O Exército de Israel declarou ter destruído cinco depósitos de armas do Hamas na região durante a noite de sexta-feira (31). Um desses depósitos estava localizado próximo ao Hospital Mártires de Al Aqsa e, conforme comunicado oficial, era usado como esconderijo por membros do Hamas.

Esses incidentes aconteceram logo após a divulgação de um acordo para encerrar o conflito, anunciado pelo presidente dos Estados Unidos, Donald Trump, e posteriormente pelo grupo palestino Hamas, embora Israel ainda não tenha confirmado o acordo oficialmente.

Conforme o acordo, as operações militares seriam suspensas e o Exército israelense realizaria uma retirada gradual, em troca do desarmamento do movimento islamista.

Mahmoud Basal, porta-voz da Defesa Civil de Gaza, afirmou à AFP que sete pessoas perderam a vida e várias ficaram feridas em ataques registrados na Faixa de Gaza desde o início do sábado.

Dois desses mortos e diversos feridos ocorreram em um bombardeio de caças israelenses que atingiu um terraço na parte sudoeste da Cidade de Gaza, de acordo com o Hospital Al Shifa.

Em Deir al Balah, região central da Faixa de Gaza, outro ataque resultou em uma vítima fatal, conforme informou o Hospital Al Aqsa, que recebeu o corpo. O Exército israelense afirmou ter atingido um membro do Hamas nesse incidente.

Um terceiro ataque foi direcionado a um depósito de suprimentos médicos do Hospital Al Aqsa, causando a morte de duas pessoas, ferimentos em vários outros e danos consideráveis às instalações, conforme dados da Defesa Civil.

O Ministério da Saúde palestino condenou veementemente a ação, classificando-a como um crime grave cometido pelas forças de ocupação israelenses. Informou ainda que dois dos quatro depósitos de medicamentos foram destruídos e os demais sofreram danos significativos.

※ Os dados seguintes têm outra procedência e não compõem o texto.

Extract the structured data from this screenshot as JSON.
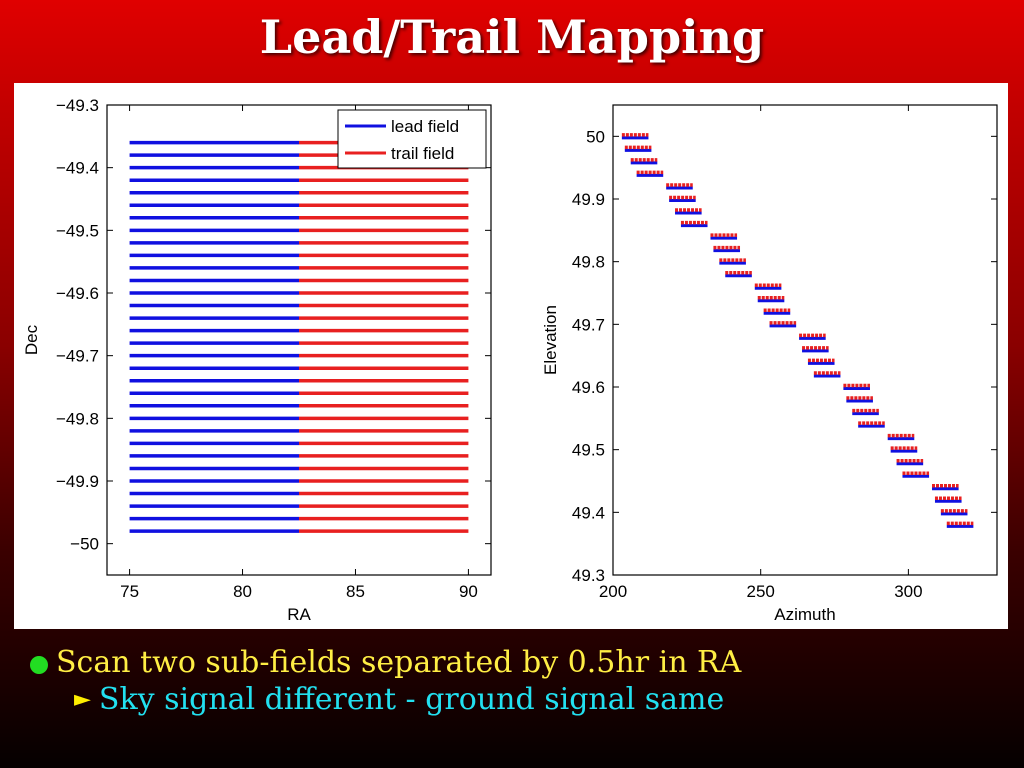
{
  "slide": {
    "title": "Lead/Trail Mapping",
    "bullet1": "Scan two sub-fields separated by 0.5hr in RA",
    "bullet2": "Sky signal different - ground signal same"
  },
  "colors": {
    "lead": "#1010e0",
    "trail": "#e82020",
    "bullet_dot": "#22dd22",
    "bullet1_text": "#ffee44",
    "bullet2_text": "#22e0f0",
    "arrow": "#ffee00"
  },
  "icons": {
    "bullet1": "green-circle-bullet-icon",
    "bullet2": "yellow-triangle-bullet-icon"
  },
  "chart_data": [
    {
      "type": "line",
      "xlabel": "RA",
      "ylabel": "Dec",
      "xlim": [
        74,
        91
      ],
      "ylim": [
        -50.05,
        -49.3
      ],
      "xticks": [
        75,
        80,
        85,
        90
      ],
      "yticks": [
        -49.3,
        -49.4,
        -49.5,
        -49.6,
        -49.7,
        -49.8,
        -49.9,
        -50
      ],
      "ytick_labels": [
        "−49.3",
        "−49.4",
        "−49.5",
        "−49.6",
        "−49.7",
        "−49.8",
        "−49.9",
        "−50"
      ],
      "legend": {
        "position": "top-right",
        "entries": [
          "lead field",
          "trail field"
        ]
      },
      "series": [
        {
          "name": "lead field",
          "x_range": [
            75,
            82.5
          ],
          "dec_rows": [
            -49.36,
            -49.38,
            -49.4,
            -49.42,
            -49.44,
            -49.46,
            -49.48,
            -49.5,
            -49.52,
            -49.54,
            -49.56,
            -49.58,
            -49.6,
            -49.62,
            -49.64,
            -49.66,
            -49.68,
            -49.7,
            -49.72,
            -49.74,
            -49.76,
            -49.78,
            -49.8,
            -49.82,
            -49.84,
            -49.86,
            -49.88,
            -49.9,
            -49.92,
            -49.94,
            -49.96,
            -49.98
          ]
        },
        {
          "name": "trail field",
          "x_range": [
            82.5,
            90
          ],
          "dec_rows": [
            -49.36,
            -49.38,
            -49.4,
            -49.42,
            -49.44,
            -49.46,
            -49.48,
            -49.5,
            -49.52,
            -49.54,
            -49.56,
            -49.58,
            -49.6,
            -49.62,
            -49.64,
            -49.66,
            -49.68,
            -49.7,
            -49.72,
            -49.74,
            -49.76,
            -49.78,
            -49.8,
            -49.82,
            -49.84,
            -49.86,
            -49.88,
            -49.9,
            -49.92,
            -49.94,
            -49.96,
            -49.98
          ]
        }
      ]
    },
    {
      "type": "line",
      "xlabel": "Azimuth",
      "ylabel": "Elevation",
      "xlim": [
        200,
        330
      ],
      "ylim": [
        49.3,
        50.05
      ],
      "xticks": [
        200,
        250,
        300
      ],
      "yticks": [
        49.3,
        49.4,
        49.5,
        49.6,
        49.7,
        49.8,
        49.9,
        50
      ],
      "ytick_labels": [
        "49.3",
        "49.4",
        "49.5",
        "49.6",
        "49.7",
        "49.8",
        "49.9",
        "50"
      ],
      "scan_segments": [
        {
          "az": [
            203,
            212
          ],
          "el": 50.0
        },
        {
          "az": [
            204,
            213
          ],
          "el": 49.98
        },
        {
          "az": [
            206,
            215
          ],
          "el": 49.96
        },
        {
          "az": [
            208,
            217
          ],
          "el": 49.94
        },
        {
          "az": [
            218,
            227
          ],
          "el": 49.92
        },
        {
          "az": [
            219,
            228
          ],
          "el": 49.9
        },
        {
          "az": [
            221,
            230
          ],
          "el": 49.88
        },
        {
          "az": [
            223,
            232
          ],
          "el": 49.86
        },
        {
          "az": [
            233,
            242
          ],
          "el": 49.84
        },
        {
          "az": [
            234,
            243
          ],
          "el": 49.82
        },
        {
          "az": [
            236,
            245
          ],
          "el": 49.8
        },
        {
          "az": [
            238,
            247
          ],
          "el": 49.78
        },
        {
          "az": [
            248,
            257
          ],
          "el": 49.76
        },
        {
          "az": [
            249,
            258
          ],
          "el": 49.74
        },
        {
          "az": [
            251,
            260
          ],
          "el": 49.72
        },
        {
          "az": [
            253,
            262
          ],
          "el": 49.7
        },
        {
          "az": [
            263,
            272
          ],
          "el": 49.68
        },
        {
          "az": [
            264,
            273
          ],
          "el": 49.66
        },
        {
          "az": [
            266,
            275
          ],
          "el": 49.64
        },
        {
          "az": [
            268,
            277
          ],
          "el": 49.62
        },
        {
          "az": [
            278,
            287
          ],
          "el": 49.6
        },
        {
          "az": [
            279,
            288
          ],
          "el": 49.58
        },
        {
          "az": [
            281,
            290
          ],
          "el": 49.56
        },
        {
          "az": [
            283,
            292
          ],
          "el": 49.54
        },
        {
          "az": [
            293,
            302
          ],
          "el": 49.52
        },
        {
          "az": [
            294,
            303
          ],
          "el": 49.5
        },
        {
          "az": [
            296,
            305
          ],
          "el": 49.48
        },
        {
          "az": [
            298,
            307
          ],
          "el": 49.46
        },
        {
          "az": [
            308,
            317
          ],
          "el": 49.44
        },
        {
          "az": [
            309,
            318
          ],
          "el": 49.42
        },
        {
          "az": [
            311,
            320
          ],
          "el": 49.4
        },
        {
          "az": [
            313,
            322
          ],
          "el": 49.38
        }
      ]
    }
  ]
}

Imagens captadas pela AFP mostram uma grande cratera no solo ao lado do local, onde dezenas de palestinos procuram entre os suprimentos médicos espalhados pela explosão.

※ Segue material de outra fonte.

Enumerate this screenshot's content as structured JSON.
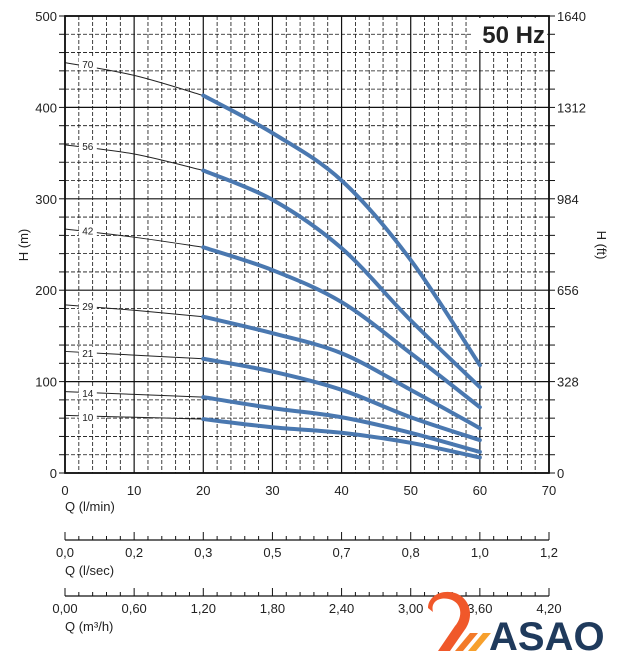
{
  "chart_data": {
    "type": "line",
    "badge": "50 Hz",
    "xlabel": "Q (l/min)",
    "ylabel_left": "H (m)",
    "ylabel_right": "H (ft)",
    "xlim": [
      0,
      70
    ],
    "ylim": [
      0,
      500
    ],
    "x_ticks": [
      "0",
      "10",
      "20",
      "30",
      "40",
      "50",
      "60",
      "70"
    ],
    "y_ticks_left": [
      "0",
      "100",
      "200",
      "300",
      "400",
      "500"
    ],
    "y_ticks_right": [
      "0",
      "328",
      "656",
      "984",
      "1312",
      "1640"
    ],
    "grid": true,
    "secondary_axes": [
      {
        "label": "Q (l/sec)",
        "ticks": [
          "0,0",
          "0,2",
          "0,3",
          "0,5",
          "0,7",
          "0,8",
          "1,0",
          "1,2"
        ]
      },
      {
        "label": "Q (m³/h)",
        "ticks": [
          "0,00",
          "0,60",
          "1,20",
          "1,80",
          "2,40",
          "3,00",
          "3,60",
          "4,20"
        ]
      }
    ],
    "x": [
      0,
      10,
      20,
      30,
      40,
      50,
      60
    ],
    "operating_range": [
      20,
      60
    ],
    "series": [
      {
        "name": "70",
        "values": [
          449,
          435,
          413,
          372,
          320,
          233,
          118
        ]
      },
      {
        "name": "56",
        "values": [
          359,
          349,
          331,
          299,
          246,
          167,
          94
        ]
      },
      {
        "name": "42",
        "values": [
          267,
          258,
          247,
          222,
          187,
          131,
          72
        ]
      },
      {
        "name": "29",
        "values": [
          184,
          178,
          171,
          153,
          131,
          91,
          49
        ]
      },
      {
        "name": "21",
        "values": [
          133,
          129,
          125,
          111,
          91,
          61,
          36
        ]
      },
      {
        "name": "14",
        "values": [
          89,
          86,
          83,
          71,
          61,
          44,
          23
        ]
      },
      {
        "name": "10",
        "values": [
          63,
          61,
          59,
          50,
          44,
          33,
          17
        ]
      }
    ],
    "colors": {
      "curve": "#4a78b0",
      "thin_curve": "#222222",
      "grid": "#111111"
    }
  },
  "logo": {
    "text": "ASAO",
    "colors": {
      "text": "#1f3a5c",
      "mark": "#f0582a",
      "mark_light": "#f7a02c"
    }
  }
}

Desde outubro, pelo menos 1.222 palestinos perderam a vida na Faixa de Gaza. Esses números são fornecidos pelo Ministério da Saúde do território e são considerados confiáveis pela ONU.

As restrições às mídias e o acesso controlado dificultam a verificação independente dessas informações e a cobertura livre da violência na região.